Wait For It… a blog by Andy Ross

Competitive Napkin Folding

Posted on July 6, 2010

This is an official announcement: I, Andy Ross, am returning to the world of competitive napkin folding.

Many of my fans may be shocked by this. When I retired from competition, I vowed never to return to professional napkin folding. At the time those were my intentions. But, times have changed.

There are still the same problems I spoke out against inside the World Napkin Folding Federation—rampant commercialism, lack of standardized linen thread count, little to no safety oversight. But, today this grand sport faces a bigger danger. That danger’s name is Freddy “Creaser” Plimpton.

We’ve all seen his smug face on the jumbo screen. We’ve watched him prancing around onstage, showboating. Tell me, is a bright red cloth napkin appropriate for a family-friendly competition? Freddy Plimpton seems to think so.

The hubris this man displays—it’s like something out of Sophocles. Not only does he pimp his line of “Creaser Brand Napkin Rings” in clear violation of WNFF sponsorship guidelines, but he dares use the WNFF logo on the packaging. That logo used to mean something noble and pure. I believe it still can.

Who is this “Creaser” Plimpton, anyway? Just some schmuck with a few swans and a napkin crown under his belt. Would he even recognize the great napkin folders of yore? Gus Hedge? Nellie Dinkels? Lon McSundry? These were professional napkinners of honor. These were gladiators.

When I was four years old, I saw Gus Hedge fold a standard white table napkin into a koala climbing a eucalyptus tree. He took one corner, wiggled it, and the koala waved. That’s when I knew this was the life for me.
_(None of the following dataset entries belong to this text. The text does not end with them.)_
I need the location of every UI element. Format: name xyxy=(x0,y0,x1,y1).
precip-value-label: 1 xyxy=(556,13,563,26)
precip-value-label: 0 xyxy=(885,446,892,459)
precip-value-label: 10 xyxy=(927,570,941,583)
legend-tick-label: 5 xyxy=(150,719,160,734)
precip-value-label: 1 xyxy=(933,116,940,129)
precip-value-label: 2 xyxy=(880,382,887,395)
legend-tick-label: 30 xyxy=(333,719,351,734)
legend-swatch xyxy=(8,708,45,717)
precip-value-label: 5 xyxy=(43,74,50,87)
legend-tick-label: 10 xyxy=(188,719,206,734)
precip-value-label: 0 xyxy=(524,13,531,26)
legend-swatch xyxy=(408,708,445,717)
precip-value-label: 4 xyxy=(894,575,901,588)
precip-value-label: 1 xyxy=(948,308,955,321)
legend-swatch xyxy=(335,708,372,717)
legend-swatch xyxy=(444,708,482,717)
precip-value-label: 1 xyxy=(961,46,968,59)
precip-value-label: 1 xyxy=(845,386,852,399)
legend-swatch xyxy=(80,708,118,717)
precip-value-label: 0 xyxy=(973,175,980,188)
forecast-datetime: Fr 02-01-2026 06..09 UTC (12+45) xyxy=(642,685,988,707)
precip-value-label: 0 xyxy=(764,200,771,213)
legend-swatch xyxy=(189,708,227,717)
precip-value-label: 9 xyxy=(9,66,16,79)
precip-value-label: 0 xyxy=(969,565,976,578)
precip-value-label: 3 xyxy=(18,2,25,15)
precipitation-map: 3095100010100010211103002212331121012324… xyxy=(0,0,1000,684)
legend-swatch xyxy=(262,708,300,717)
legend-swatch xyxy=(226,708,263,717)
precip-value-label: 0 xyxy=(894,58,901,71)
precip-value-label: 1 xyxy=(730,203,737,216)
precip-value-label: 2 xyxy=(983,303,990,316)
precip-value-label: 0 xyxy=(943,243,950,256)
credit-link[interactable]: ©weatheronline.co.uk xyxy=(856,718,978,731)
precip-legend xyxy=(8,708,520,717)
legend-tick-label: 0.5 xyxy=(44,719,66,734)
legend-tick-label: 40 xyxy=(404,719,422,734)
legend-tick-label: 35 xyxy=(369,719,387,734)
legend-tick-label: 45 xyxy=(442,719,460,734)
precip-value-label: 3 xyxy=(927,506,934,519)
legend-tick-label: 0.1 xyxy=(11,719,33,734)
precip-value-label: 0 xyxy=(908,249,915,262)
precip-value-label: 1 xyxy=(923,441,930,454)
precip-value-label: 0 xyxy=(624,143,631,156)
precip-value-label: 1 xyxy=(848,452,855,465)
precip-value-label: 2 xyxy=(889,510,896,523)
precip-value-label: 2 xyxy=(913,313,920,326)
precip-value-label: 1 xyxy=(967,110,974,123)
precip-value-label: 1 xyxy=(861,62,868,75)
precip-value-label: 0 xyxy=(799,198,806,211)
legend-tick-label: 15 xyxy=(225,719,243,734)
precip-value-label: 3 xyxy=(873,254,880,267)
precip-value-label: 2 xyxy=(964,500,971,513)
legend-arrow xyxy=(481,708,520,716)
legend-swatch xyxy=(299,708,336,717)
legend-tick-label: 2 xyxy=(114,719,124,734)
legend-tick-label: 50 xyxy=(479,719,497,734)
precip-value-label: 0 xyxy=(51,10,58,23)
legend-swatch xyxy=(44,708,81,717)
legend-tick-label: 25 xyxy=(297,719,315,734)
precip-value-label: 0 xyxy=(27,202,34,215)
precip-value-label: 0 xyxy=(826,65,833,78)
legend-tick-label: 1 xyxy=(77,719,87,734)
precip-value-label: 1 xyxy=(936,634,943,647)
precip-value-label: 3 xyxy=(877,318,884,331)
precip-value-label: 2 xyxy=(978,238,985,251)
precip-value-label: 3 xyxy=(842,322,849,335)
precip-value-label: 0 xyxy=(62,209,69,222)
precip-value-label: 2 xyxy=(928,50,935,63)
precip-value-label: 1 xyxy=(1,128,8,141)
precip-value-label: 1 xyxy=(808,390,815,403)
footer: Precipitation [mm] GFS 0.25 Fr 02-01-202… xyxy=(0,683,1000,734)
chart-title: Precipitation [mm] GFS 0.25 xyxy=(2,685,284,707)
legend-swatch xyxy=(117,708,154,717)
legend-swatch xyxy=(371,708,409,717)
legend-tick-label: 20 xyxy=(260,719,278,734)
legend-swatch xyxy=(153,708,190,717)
Freddie Plimpton wouldn’t know a koala if it fell in his lap, light-headed from the low nutritional value of eucalyptus.

So, I’ve decided leave behind my inspiration speaking tours and my series of napkin-folding mystery novels and return to professional napkin folding. “Creasor” Plimpton had better watch his back, because I haven’t spent these last five years simply resting on my laurels. I’ve been developing entirely new categories of napkin folds.

Next month, you can come watch me at the regional qualifier at the Red Roof Inn in Paramus. I’ll be in Conference Room B putting the finishing touches on my new masterpiece. Prepare yourself for ... The Linen Phoenix.